Jamais, dans sa carrière de journaliste, Tom Phillips n’avait vécu cela. Arrivé à El Alto, près de La Paz, le lendemain du massacre devant la raffinerie de Senkata, le correspondant du Guardian en Amérique latine a été accueilli par les applaudissements d’une haie d’honneur. L’image circule sur les réseaux sociaux. Elle cloue au pilori les grands médias.

Deux jours après le coup d’État, le nouveau ministre du Gouvernement, Arturo Murillo, et sa ministre des Communications annonçaient que les journalistes « séditieux » seraient arrêtés, leur nom publié. Le jour même, tous les journalistes et techniciens argentins étaient agressés par les comités civiques de Santa Cruz, les milices fascistes. Ils étaient contraints de se regrouper, puis de se réfugier à l’hôtel, avant d’être exfiltrés par leur ambassade.

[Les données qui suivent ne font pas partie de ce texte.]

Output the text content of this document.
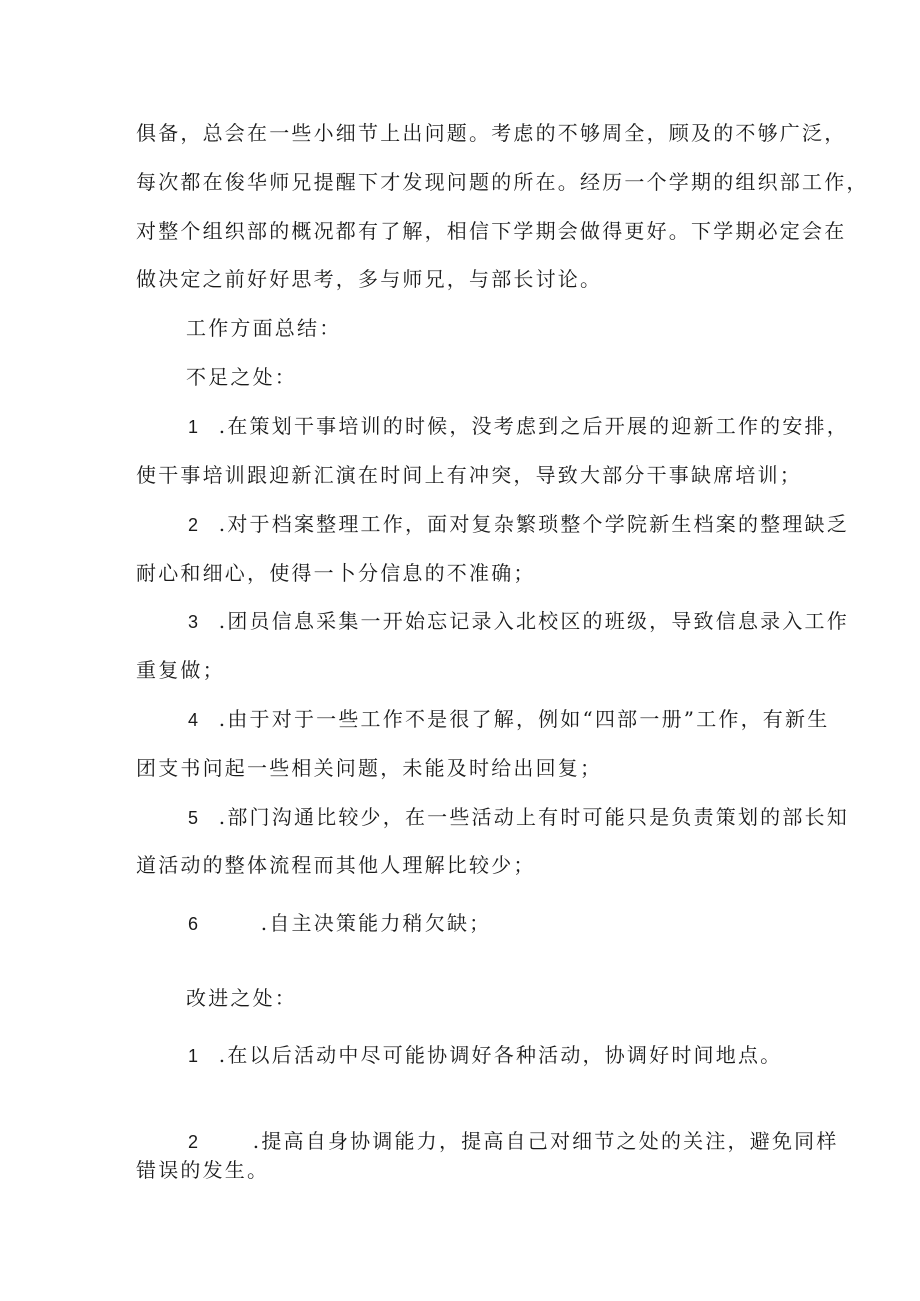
俱备，总会在一些小细节上出问题。考虑的不够周全，顾及的不够广泛，
每次都在俊华师兄提醒下才发现问题的所在。经历一个学期的组织部工作，
对整个组织部的概况都有了解，相信下学期会做得更好。下学期必定会在
做决定之前好好思考，多与师兄，与部长讨论。
工作方面总结：
不足之处：
1 .在策划干事培训的时候，没考虑到之后开展的迎新工作的安排，
使干事培训跟迎新汇演在时间上有冲突，导致大部分干事缺席培训；
2 .对于档案整理工作，面对复杂繁琐整个学院新生档案的整理缺乏
耐心和细心，使得一卜分信息的不准确；
3 .团员信息采集一开始忘记录入北校区的班级，导致信息录入工作
重复做；
4 .由于对于一些工作不是很了解，例如“四部一册”工作，有新生
团支书问起一些相关问题，未能及时给出回复；
5 .部门沟通比较少，在一些活动上有时可能只是负责策划的部长知
道活动的整体流程而其他人理解比较少；
6	.自主决策能力稍欠缺；
改进之处：
1 .在以后活动中尽可能协调好各种活动，协调好时间地点。
2	.提高自身协调能力，提高自己对细节之处的关注，避免同样
错误的发生。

Telesur a pu émettre pendant quelques jours, ses reporters sur le terrain (Marco Teruggi et Willy Morales) multipliant les précautions, parlant de « gouvernement de facto », tandis que, dans les studios, le présentateur évoquait clairement « le coup d’État ». La chaîne a informé sur les massacres à Cochabamba puis à Senkata. Après les derniers reportages, celui à l’hôpital d’El Alto, où l’on entend des cris de douleur, où l’on voit des cadavres, où un médecin désespéré, Aiver Guarana, arrêté depuis, pleure devant la caméra, les transmissions ont été coupées.

À Senkata, en direct de la tuerie, un journaliste latino-américain se désolait : « Nous sommes deux. Où est la presse internationale ? » Il filmait le massacre. Depuis, il se cache parmi la population d’El Alto.

De nouveaux « journalistes » sont apparus. Ils portent des masques et des casques estampillés « prensa ». Sur une vidéo, ils agressent un étudiant en cinéma et documentaire, qui leur lance : « Je fais le travail que la presse ne fait pas ! » Les prétendus « journalistes » le désignent aux policiers, qui l’arrêtent aussitôt.

Les médias français et européens sont absents. Un rideau de fer médiatique s’est abattu sur le pays. La Fédération internationale des journalistes, le SNJ et le SNJ-CGT ont eu beau dénoncer le coup d’État, silence !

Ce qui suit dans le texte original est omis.